Colorado Supreme Court adopts scaled-back racial bias rule after 2.5 years of consideration
The Colorado Supreme Court on Thursday adopted a long-stalled rule aimed at curbing racial discrimination in jury selection, which differs in substantial ways from the proposal its criminal rules committee forwarded more than two years ago.
Prominently, the court removed the original default prohibition on lawyers removing jurors of color for certain reasons that, while not explicitly racial, may nonetheless correlate with race. Those reasons included a juror’s distrust of law enforcement or belief that police engage in racial profiling.
The final rule does not bar dismissals for those reasons, but rather provides that a juror’s contact with law enforcement is a factor judges may consider when determining if intentional or unconscious bias is at play.
The Supreme Court also attached a comment to the rule expressing its belief that guidance about unconscious racial bias in jury selection was “not inconsistent with” the U.S. Supreme Court’s landmark 1986 decision that found purposeful racial discrimination unconstitutional.
Colorado Politics contacted the membership group for district attorneys as well as the criminal defense bar, but did not receive comments about the final rule.
Emma Mclean-Riggs, a senior staff attorney with the ACLU of Colorado, said the organization was disappointed the court’s final product was not “more expansive” than existing precedent.
The clarification that a judge’s evaluation of juror dismissals “can encompass implicit or unconscious bias does not address its fundamental failure to do what it was asked to do by the advisory committee: clearly provide broader protections against racial discrimination in jury selection than those offered by federal law,” she said.
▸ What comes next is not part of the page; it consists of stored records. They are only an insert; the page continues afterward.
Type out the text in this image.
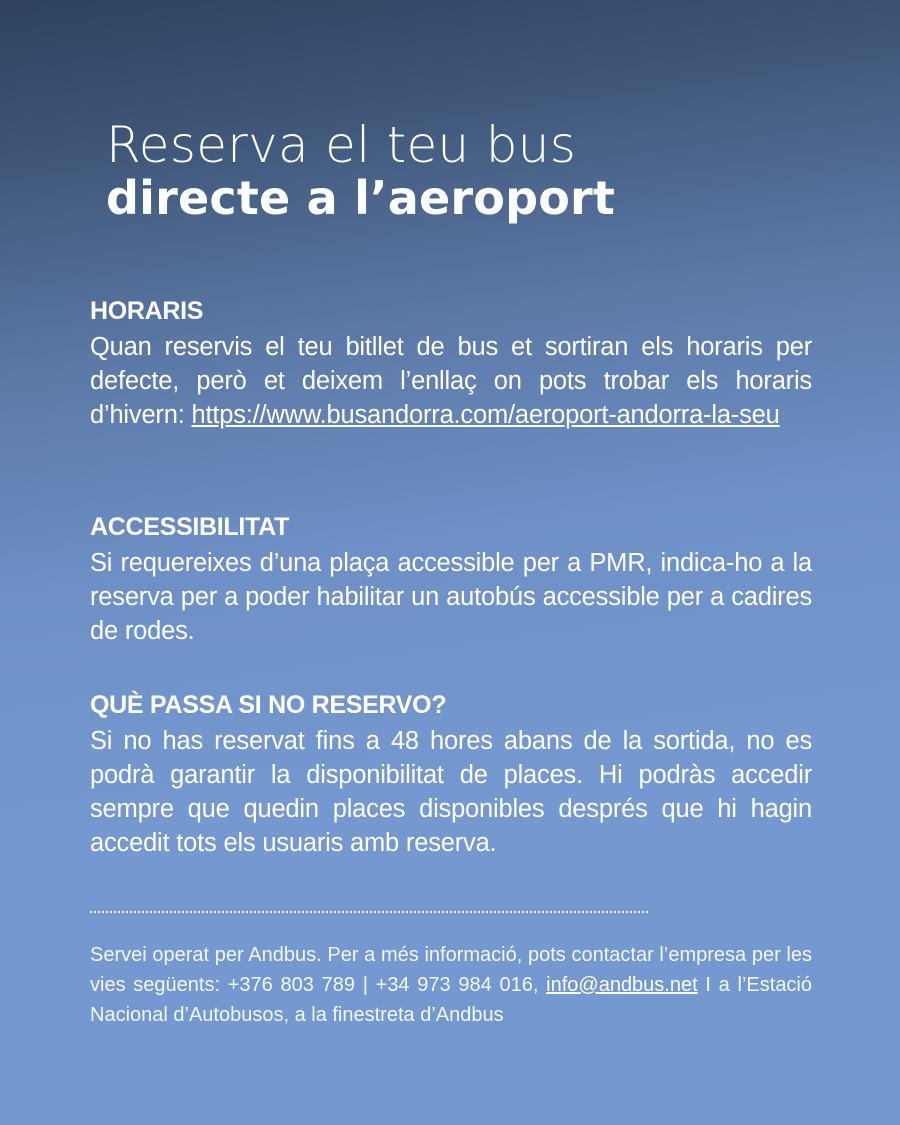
Reserva el teu bus

directe a l’aeroport

HORARIS

Quan reservis el teu bitllet de bus et sortiran els horaris per defecte, però et deixem l’enllaç on pots trobar els horaris d’hivern: https://www.busandorra.com/aeroport-andorra-la-seu

ACCESSIBILITAT

Si requereixes d’una plaça accessible per a PMR, indica-ho a la reserva per a poder habilitar un autobús accessible per a cadires de rodes.

QUÈ PASSA SI NO RESERVO?

Si no has reservat fins a 48 hores abans de la sortida, no es podrà garantir la disponibilitat de places. Hi podràs accedir sempre que quedin places disponibles després que hi hagin accedit tots els usuaris amb reserva.

Servei operat per Andbus. Per a més informació, pots contactar l’empresa per les vies següents: +376 803 789 | +34 973 984 016, info@andbus.net I a l’Estació Nacional d’Autobusos, a la finestreta d’Andbus
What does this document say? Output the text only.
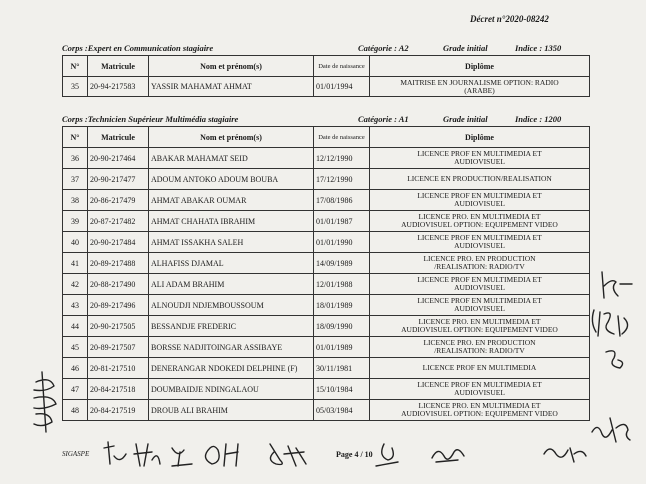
Décret n°2020-08242
Corps :Expert en Communication stagiaire	Catégorie : A2	Grade initial	Indice : 1350
N°	Matricule	Nom et prénom(s)	Date de naissance	Diplôme
35	20-94-217583	YASSIR MAHAMAT AHMAT	01/01/1994	MAITRISE EN JOURNALISME OPTION: RADIO
(ARABE)
Corps :Technicien Supérieur Multimédia stagiaire	Catégorie : A1	Grade initial	Indice : 1200
N°	Matricule	Nom et prénom(s)	Date de naissance	Diplôme
36	20-90-217464	ABAKAR MAHAMAT SEID	12/12/1990	LICENCE PROF EN MULTIMEDIA ET
AUDIOVISUEL

37	20-90-217477	ADOUM ANTOKO ADOUM BOUBA	17/12/1990	LICENCE EN PRODUCTION/REALISATION

38	20-86-217479	AHMAT ABAKAR OUMAR	17/08/1986	LICENCE PROF EN MULTIMEDIA ET
AUDIOVISUEL

39	20-87-217482	AHMAT CHAHATA IBRAHIM	01/01/1987	LICENCE PRO. EN MULTIMEDIA ET
AUDIOVISUEL OPTION: EQUIPEMENT VIDEO

40	20-90-217484	AHMAT ISSAKHA SALEH	01/01/1990	LICENCE PROF EN MULTIMEDIA ET
AUDIOVISUEL

41	20-89-217488	ALHAFISS DJAMAL	14/09/1989	LICENCE PRO. EN PRODUCTION
/REALISATION: RADIO/TV

42	20-88-217490	ALI ADAM BRAHIM	12/01/1988	LICENCE PROF EN MULTIMEDIA ET
AUDIOVISUEL

43	20-89-217496	ALNOUDJI NDJEMBOUSSOUM	18/01/1989	LICENCE PROF EN MULTIMEDIA ET
AUDIOVISUEL

44	20-90-217505	BESSANDJE FREDERIC	18/09/1990	LICENCE PRO. EN MULTIMEDIA ET
AUDIOVISUEL OPTION: EQUIPEMENT VIDEO

45	20-89-217507	BORSSE NADJITOINGAR ASSIBAYE	01/01/1989	LICENCE PRO. EN PRODUCTION
/REALISATION: RADIO/TV

46	20-81-217510	DENERANGAR NDOKEDI DELPHINE (F)	30/11/1981	LICENCE PROF EN MULTIMEDIA

47	20-84-217518	DOUMBAIDJE NDINGALAOU	15/10/1984	LICENCE PROF EN MULTIMEDIA ET
AUDIOVISUEL

48	20-84-217519	DROUB ALI BRAHIM	05/03/1984	LICENCE PRO. EN MULTIMEDIA ET
AUDIOVISUEL OPTION: EQUIPEMENT VIDEO
SIGASPE	Page 4 / 10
The amendment to criminal Rule 24 capped a prolonged and contentious debate about how to prevent lawyers — particularly prosecutors — from dismissing, or striking, jurors of color from criminal trials because lived experiences related to their race have made them skeptical of law enforcement.
Nearly 40 years ago, the U.S. Supreme Court recognized in Batson v. Kentucky that purposeful racial discrimination in jury selection was unconstitutional. Now, if the prosecution strikes a juror of color, the defense may raise a “Batson challenge,” forcing the prosecutor to justify the dismissal with a “race-neutral” reason. The procedure applies to “peremptory strikes,” which do not require a justification for removing a juror unless there is a Batson challenge.
The original proposed change to Rule 24 aimed to reduce less obvious forms of exclusion that are not explicitly due to a person’s race — for example, dismissing a juror of color for expressing distrust of police, living in a “high-crime neighborhood,” or having prior contact with law enforcement. The rule would have also created restrictions on removing jurors for their demeanor — like when an El Paso County prosecutor dismissed a Black woman who allegedly had a “sour look on her face.”
In February 2023, the state Supreme Court held a lengthy public hearing on the draft rule change. Prosecutors uniformly opposed the proposal, arguing it would be harder to dismiss jurors of color who exhibit bias against law enforcement. District attorney opposition had sunk an earlier effort by Democratic lawmakers to enact the change legislatively in 2022.
After the hearing, the court seemed to coalesce around a different solution — asking the legislature to eliminate peremptory strikes. But in late May, Justice Carlos A. Samour Jr. informed the criminal rules committee that the Supreme Court had settled on consensus language that was meaningfully different from the original proposal. Samour wrote that his court was “restricted in what we can do” because of the U.S. Supreme Court’s Batson decision — even though the Washington Supreme Court adopted a similar racial discrimination rule nearly a decade ago.
Defense attorneys and trial judges were critical of the court’s revisions, arguing they all but eliminated considerations of unconscious bias, which was the main point of the proposal.
“This was a chance for the judiciary to make a strong statement to the marginalized communities of Colorado that we acknowledge our historical errors and we are committed to repairing them. I fear in this respect we have failed,” wrote Weld County District Court Judge Vincente G. Vigil.
Among the changes the Supreme Court made after hearing from the rules committee:
• The justices eliminated references to Batson and “binding case law,” which gave some committee members pause about the rule’s ability to accommodate new protections as future cases arise
• The rule allows judges to consider “unconscious or implicit bias,” as those “may contribute or lead to purposeful discrimination”
• At the same time, the rule cautions judges against “engaging in speculation” about motives
• Although the rule does not require corroboration if a lawyer wants to remove a juror because of their demeanor, the final version restored, as a factor for judges to consider, whether opposing counsel corroborated the observation of the juror’s demeanor
The Supreme Court also inserted a lengthy comment, asserting its rule does not alter Batson and is “simply intended to provide further guidance.”
“Any provisions in this subsection addressing unconscious or implicit bias,” wrote the court, “are not inconsistent with Batson, as both conscious bias and unconscious or implicit bias may contribute or lead to purposeful discrimination.”
The rule takes effect on Jan. 2, 2026.